I’m Wary of Samatha Power

I don’t much care for the strident cynicism of this piece, primarily because it offers nothing whatsoever as an alternative for humanitarian intervention, but it is a good reminder of why the appointment of Samantha Power as the next UN Ambassador is not something to unthinkingly celebrate.

The left needs better thinking than the old knee-jerk anti-imperialism that always seems to cancel out whatever good we do in the world with reference to some crime or outrage we’ve committed. Whether it’s flooding in Pakistan, an earthquake in Haiti, a tsunami in the Indian Ocean, or an impending siege in Benghazi, sometimes the United States is the only organization available to meet or prevent human suffering. However, that this takes place in the context of us having a military presence to more than a hundred countries around the globe is something to think carefully about. We are undoubtedly too entangled in world affairs. In general, we have intervened too much, not too little. But Ms. Power is most famous for arguing the opposite. In her view, we have been too willing to sit idly by while killing on a large scale takes place. She was primarily talking about Rwanda and the Balkans, but the principles can be applied to places like Tibet or Sudan.

We do have to be mindful that we lent support to genocides in Indonesia and Guatemala, as well as countless small skirmishes in Latin America and Africa. Our shameful record in Southeast Asia is well known, and our blind support of Israel is the biggest stain on our international reputation. Plus, Iraq. We do our best to whitewash this history out of existence, but this can help lead us astray. Being blind to our moral and strategic failures can cause us to lack appropriate caution when considering what to do about a problem like Syria.
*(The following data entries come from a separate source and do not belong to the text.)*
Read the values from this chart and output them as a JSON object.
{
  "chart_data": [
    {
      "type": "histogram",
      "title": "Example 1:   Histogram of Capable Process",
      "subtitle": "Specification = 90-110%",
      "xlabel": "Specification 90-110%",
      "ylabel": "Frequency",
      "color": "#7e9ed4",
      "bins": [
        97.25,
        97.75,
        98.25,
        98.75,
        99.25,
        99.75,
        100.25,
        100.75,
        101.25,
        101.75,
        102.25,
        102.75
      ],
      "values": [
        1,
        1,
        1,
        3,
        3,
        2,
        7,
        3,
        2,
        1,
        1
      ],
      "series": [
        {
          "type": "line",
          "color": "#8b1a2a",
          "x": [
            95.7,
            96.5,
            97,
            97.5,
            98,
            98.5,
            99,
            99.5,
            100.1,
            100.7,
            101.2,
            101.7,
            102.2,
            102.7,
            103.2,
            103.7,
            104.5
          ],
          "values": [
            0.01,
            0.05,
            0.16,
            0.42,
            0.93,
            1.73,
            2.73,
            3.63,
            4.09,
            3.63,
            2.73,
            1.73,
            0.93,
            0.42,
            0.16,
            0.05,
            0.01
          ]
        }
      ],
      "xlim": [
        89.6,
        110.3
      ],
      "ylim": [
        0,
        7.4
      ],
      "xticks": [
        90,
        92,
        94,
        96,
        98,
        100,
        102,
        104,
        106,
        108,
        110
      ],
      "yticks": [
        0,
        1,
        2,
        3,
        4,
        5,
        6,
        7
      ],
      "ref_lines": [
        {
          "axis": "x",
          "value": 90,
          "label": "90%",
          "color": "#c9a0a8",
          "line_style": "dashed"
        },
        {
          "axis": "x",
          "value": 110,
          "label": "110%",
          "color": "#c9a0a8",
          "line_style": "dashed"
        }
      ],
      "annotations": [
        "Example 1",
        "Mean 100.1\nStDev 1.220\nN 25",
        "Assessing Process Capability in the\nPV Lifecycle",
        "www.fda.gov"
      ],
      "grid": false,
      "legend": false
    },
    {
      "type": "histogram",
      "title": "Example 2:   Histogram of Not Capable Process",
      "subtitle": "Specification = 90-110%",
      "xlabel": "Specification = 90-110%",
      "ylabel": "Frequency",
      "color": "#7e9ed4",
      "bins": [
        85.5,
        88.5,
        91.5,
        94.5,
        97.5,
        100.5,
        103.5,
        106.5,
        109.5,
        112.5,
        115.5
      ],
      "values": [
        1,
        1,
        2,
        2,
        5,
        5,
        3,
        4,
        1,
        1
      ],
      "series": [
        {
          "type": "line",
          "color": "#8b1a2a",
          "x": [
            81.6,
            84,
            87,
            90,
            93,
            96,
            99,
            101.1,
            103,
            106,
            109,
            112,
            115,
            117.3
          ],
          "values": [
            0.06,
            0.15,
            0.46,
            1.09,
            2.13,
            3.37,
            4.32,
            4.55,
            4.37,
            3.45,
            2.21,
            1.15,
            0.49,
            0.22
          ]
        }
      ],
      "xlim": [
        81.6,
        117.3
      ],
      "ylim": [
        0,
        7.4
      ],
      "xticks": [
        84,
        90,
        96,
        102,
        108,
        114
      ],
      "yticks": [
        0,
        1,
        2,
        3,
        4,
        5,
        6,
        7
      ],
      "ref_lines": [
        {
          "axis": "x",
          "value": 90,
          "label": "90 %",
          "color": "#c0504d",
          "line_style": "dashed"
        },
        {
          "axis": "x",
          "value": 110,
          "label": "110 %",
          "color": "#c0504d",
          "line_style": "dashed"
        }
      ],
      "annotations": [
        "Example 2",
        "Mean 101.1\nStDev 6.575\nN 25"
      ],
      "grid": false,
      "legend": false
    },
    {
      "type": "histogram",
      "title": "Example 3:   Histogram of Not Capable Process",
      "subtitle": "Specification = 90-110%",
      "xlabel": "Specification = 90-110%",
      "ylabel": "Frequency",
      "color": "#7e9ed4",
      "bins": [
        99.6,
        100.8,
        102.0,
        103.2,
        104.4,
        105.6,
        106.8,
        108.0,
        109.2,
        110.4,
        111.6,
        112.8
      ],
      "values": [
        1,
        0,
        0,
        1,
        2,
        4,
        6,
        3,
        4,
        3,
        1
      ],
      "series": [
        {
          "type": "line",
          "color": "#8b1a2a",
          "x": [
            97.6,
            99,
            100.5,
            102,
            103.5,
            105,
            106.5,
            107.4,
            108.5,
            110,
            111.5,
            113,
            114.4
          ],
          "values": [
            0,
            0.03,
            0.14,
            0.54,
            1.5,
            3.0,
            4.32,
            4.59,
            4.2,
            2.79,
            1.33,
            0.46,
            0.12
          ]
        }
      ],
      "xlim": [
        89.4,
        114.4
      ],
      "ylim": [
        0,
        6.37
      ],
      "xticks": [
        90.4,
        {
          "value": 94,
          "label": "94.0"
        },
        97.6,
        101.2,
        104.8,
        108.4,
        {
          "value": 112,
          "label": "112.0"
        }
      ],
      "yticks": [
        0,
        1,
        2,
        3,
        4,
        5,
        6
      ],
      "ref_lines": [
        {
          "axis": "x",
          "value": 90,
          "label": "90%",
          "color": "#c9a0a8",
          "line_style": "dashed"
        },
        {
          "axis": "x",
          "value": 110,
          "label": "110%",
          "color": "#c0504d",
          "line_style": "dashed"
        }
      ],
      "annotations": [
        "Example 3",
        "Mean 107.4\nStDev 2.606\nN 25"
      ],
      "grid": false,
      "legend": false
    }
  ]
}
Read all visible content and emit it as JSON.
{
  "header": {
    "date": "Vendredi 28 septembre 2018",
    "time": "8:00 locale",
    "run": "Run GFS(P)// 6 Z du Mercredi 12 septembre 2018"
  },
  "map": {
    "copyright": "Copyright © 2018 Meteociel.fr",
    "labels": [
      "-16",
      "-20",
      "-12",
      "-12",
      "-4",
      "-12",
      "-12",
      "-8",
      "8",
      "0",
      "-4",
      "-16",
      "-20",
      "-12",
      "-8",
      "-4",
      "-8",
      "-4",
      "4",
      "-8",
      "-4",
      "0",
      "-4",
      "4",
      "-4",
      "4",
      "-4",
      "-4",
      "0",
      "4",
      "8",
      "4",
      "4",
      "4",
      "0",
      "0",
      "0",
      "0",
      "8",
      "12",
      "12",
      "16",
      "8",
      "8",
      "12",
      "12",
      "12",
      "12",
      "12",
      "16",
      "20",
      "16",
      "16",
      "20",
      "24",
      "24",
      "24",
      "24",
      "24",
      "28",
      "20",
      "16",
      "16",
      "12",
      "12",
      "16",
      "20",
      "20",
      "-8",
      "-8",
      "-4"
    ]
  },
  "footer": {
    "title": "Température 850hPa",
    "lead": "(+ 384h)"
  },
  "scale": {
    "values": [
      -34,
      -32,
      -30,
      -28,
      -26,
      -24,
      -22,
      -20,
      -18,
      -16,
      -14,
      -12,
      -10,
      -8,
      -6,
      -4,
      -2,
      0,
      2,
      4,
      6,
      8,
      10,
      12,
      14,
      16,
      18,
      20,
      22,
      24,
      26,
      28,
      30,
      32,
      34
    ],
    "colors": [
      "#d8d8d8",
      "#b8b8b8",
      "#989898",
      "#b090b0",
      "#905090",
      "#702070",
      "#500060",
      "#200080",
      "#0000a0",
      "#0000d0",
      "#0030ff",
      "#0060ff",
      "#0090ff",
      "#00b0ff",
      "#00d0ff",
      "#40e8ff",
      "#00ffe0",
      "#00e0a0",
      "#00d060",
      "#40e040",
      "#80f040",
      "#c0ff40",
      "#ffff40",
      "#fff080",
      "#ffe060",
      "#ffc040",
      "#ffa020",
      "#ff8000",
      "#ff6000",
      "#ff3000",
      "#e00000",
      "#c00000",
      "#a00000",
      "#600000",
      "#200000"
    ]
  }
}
What we know about Samantha Power is that she is a strong proponent of U.S. intervention to prevent the widespread loss of life. If we read that to mean that she is a strong proponent of human rights even when intervention is not obviously in our national interests, it can sound like a fine and noble thing. But it’s also dangerous. There are circumstances where we, as a country, are literally powerless to solve a problem. There are times when our intervention is likely to compound a problem and when engaging in a conflict is not only not in our national interests but profoundly threatening to our national interests.

In retrospect, how does our liberation of Kuwait look? Problematic, at best, no?

Does anyone think we can intervene in Syria and wind up glad that we did?

I agree with Samantha Power that the U.S. must be an enforcement arm of human rights or the world won’t be able to intervene to stop conflicts, but that seems to me to be a problem in need of fixing rather than a situation that we can live with long-term. Our foreign policy elites like that we’re indispensable because it gives us the right to play by our own rules. But our bridges are collapsing, our veterans’ hospitals are full, and our schools have gone to shit. The strain of sustaining all of this has turned one of our two major political parties into a neo-fascist band of know-nothings who are one election away from seizing the most lethal military arsenal the world has ever seen.

I like and respect Samantha Power, but I worry about her judgment. I want caution at this time, because the biggest threat we face as a country and a world is not a lack of resolve to intervene internationally. It is the prospect that a Republican will become our commander in chief.